Слуги помогли Глебу взойти по мёрзлым ступеням на стену. Распаренный князь не ощущал прохлады, только шуба шевелилась на ветру.
Сам никогда не любил высоты. Не то что боялся, а не любил. Чего лазить по стенам, как малец, которому каждую вишню надо ободрать, каждое гнездо разорить, каждую стену одолеть без лестницы? Высоко. Поднимался, нетвёрдо ступая, но помогали слуги, Горбань придерживал.
Глянул вниз — верно. Стоят ратью дружинники киевские. Лица утомлённые. Щиты. Копья. Приспели, значит... спасать... да припозднились.
Птицы проклятые взвились из-под ног. Голубиный помёт даже здесь, на стене. Замёрз на щербатом, сточенном солнцем снегу. Им всюду место. Крылья... Воля... Вот и он нынче волен. Как птица?

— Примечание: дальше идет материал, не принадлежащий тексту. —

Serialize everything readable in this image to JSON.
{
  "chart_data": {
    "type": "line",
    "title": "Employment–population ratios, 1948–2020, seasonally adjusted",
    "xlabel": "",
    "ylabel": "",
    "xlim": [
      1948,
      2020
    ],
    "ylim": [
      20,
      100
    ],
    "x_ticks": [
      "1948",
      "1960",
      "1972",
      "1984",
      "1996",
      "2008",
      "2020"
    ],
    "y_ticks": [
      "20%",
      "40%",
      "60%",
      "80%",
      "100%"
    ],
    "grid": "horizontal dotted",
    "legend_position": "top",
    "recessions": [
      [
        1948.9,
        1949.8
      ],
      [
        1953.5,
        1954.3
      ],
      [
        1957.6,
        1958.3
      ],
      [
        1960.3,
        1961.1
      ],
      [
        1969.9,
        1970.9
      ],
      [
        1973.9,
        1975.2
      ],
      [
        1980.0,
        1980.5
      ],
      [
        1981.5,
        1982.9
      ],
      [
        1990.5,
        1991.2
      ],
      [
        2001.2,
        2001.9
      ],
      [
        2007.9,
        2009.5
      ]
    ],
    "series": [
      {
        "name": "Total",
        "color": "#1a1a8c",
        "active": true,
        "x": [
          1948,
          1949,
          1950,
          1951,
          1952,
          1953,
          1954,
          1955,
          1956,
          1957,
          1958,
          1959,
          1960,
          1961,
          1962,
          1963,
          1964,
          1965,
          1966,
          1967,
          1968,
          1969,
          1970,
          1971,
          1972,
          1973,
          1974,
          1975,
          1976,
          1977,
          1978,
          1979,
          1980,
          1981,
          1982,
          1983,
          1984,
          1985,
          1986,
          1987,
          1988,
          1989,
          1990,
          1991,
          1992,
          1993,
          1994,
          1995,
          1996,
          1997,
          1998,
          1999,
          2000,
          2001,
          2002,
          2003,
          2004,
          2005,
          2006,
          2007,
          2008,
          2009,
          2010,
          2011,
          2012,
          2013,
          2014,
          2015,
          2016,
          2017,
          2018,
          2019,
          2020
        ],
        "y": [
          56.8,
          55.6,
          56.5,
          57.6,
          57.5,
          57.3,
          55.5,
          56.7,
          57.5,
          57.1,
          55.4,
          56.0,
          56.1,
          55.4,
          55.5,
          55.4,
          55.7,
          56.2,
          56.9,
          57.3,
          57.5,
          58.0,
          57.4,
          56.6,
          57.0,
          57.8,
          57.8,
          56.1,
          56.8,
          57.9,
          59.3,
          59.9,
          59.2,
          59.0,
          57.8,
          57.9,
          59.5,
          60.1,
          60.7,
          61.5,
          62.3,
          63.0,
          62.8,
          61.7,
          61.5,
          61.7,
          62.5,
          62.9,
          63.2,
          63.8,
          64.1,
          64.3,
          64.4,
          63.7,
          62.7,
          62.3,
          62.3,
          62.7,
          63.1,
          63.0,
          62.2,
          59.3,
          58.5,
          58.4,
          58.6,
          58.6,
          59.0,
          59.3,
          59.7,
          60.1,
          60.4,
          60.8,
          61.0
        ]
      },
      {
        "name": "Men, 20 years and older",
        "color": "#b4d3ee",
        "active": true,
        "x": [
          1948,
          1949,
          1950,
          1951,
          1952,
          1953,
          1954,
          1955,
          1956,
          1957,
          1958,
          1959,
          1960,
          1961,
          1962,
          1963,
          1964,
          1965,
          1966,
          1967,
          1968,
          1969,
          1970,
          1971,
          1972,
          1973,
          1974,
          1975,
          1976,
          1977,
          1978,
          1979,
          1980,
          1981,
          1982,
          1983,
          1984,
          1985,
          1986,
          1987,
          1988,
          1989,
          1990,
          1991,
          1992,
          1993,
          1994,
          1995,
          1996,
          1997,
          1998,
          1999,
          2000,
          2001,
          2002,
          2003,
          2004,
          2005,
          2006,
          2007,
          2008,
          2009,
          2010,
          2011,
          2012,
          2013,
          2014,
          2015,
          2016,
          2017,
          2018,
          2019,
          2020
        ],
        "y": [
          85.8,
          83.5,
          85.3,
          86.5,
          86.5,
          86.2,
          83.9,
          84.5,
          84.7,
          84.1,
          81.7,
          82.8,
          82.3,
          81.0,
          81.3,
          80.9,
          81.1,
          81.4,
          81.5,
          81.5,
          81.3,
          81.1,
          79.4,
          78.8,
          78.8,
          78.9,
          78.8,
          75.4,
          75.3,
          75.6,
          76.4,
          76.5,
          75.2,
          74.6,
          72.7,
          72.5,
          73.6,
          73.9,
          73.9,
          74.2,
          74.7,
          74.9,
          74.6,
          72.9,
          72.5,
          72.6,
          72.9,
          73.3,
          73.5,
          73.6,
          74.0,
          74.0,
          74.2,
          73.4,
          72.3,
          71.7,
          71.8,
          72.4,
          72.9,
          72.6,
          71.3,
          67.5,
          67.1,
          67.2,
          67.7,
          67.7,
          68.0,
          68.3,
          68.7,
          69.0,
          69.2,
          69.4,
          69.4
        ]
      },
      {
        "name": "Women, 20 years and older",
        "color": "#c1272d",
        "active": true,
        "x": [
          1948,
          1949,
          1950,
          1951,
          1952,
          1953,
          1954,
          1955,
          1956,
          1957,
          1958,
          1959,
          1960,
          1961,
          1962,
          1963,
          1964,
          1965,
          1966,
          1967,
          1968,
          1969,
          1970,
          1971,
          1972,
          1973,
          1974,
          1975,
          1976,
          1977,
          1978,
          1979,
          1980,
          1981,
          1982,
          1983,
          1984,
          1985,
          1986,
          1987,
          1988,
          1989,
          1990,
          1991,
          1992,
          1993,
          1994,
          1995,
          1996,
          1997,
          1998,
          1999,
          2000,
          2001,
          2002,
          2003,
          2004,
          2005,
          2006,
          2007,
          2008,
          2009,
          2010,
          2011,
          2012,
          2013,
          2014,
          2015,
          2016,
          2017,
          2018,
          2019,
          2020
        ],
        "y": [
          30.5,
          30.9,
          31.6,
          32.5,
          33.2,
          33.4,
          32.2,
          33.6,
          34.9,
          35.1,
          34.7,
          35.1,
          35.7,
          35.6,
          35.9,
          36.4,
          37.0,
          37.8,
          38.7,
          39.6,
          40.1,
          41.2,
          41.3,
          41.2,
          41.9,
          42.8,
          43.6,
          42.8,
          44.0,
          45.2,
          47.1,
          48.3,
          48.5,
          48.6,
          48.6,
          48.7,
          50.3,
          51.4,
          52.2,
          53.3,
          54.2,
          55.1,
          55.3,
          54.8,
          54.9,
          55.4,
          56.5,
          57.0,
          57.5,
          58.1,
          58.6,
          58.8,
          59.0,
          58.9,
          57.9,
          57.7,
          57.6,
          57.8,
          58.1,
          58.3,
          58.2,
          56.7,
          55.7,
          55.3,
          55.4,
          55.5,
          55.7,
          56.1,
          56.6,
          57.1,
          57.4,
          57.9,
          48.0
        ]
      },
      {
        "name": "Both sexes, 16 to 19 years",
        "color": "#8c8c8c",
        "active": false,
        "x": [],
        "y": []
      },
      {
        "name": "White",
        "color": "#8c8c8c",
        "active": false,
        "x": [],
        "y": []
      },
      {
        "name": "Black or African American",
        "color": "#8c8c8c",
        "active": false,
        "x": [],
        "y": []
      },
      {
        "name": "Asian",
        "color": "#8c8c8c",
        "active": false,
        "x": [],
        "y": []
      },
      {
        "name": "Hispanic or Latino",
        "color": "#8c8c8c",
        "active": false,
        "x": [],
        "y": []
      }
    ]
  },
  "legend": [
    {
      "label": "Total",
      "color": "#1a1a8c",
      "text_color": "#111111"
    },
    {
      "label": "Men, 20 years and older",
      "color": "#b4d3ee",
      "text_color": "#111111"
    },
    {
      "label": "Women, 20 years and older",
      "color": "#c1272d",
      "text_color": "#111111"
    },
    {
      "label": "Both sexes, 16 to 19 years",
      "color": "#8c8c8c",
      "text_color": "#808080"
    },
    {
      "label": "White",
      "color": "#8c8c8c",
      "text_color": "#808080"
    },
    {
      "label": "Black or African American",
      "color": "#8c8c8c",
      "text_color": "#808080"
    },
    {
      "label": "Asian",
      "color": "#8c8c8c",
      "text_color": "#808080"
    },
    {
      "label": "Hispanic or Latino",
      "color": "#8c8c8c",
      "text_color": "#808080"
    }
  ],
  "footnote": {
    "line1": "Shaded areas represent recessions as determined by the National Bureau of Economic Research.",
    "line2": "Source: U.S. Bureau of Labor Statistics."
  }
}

Может, не слушать Рогволда? Глебу стало смешно. Легко на душе до звона, тихого звона капели на солнечной стороне стены. Снежный намёт щербатится, что ночью леденеет, днём пронзают горячие лучи. Капельки срываются вниз, звонко бьются о ветви ив, о кустарник, но их Глеб уловил, а ржанья конницы не отличал. Странно. Слышал всё иначе, и время текло иначе. Голоса внизу слышал, а Рогволда нет. Замечал птиц, взмахи крыльев, разлапистые перья хвоста, а ступеней под ногами не мог углядеть, цеплял за ледяные бугорки на снегу. Мысли текли своим путём, и князь следил за ними как посторонний.
Кто помешает ему взлететь сейчас в синеву неба. К зимнему солнцу. Вслед за птицами. Лёгок после бани... легче пёрышка. Ног не чует. И чего он боялся стен? Высота — просторна... всем места хватит.
— Глеб, скажи о нашем уговоре, — просит сзади Рогволд. — Успокой дружину. Два слова молви и ступай... расстанемся без злобы.
Чего он хочет?
Да разве это важно? Теперь? Когда он — свободен? Сказать... кому? Что? Какой уговор? Вон светлый голубь принял лучи солнца, мелькнул на фоне серого облака, как искра, а следом собратья. Искры... красиво-то как... благолепно... в синем небе не так приметно, а на серых облаках, когда солнце сверкает на белой грудке...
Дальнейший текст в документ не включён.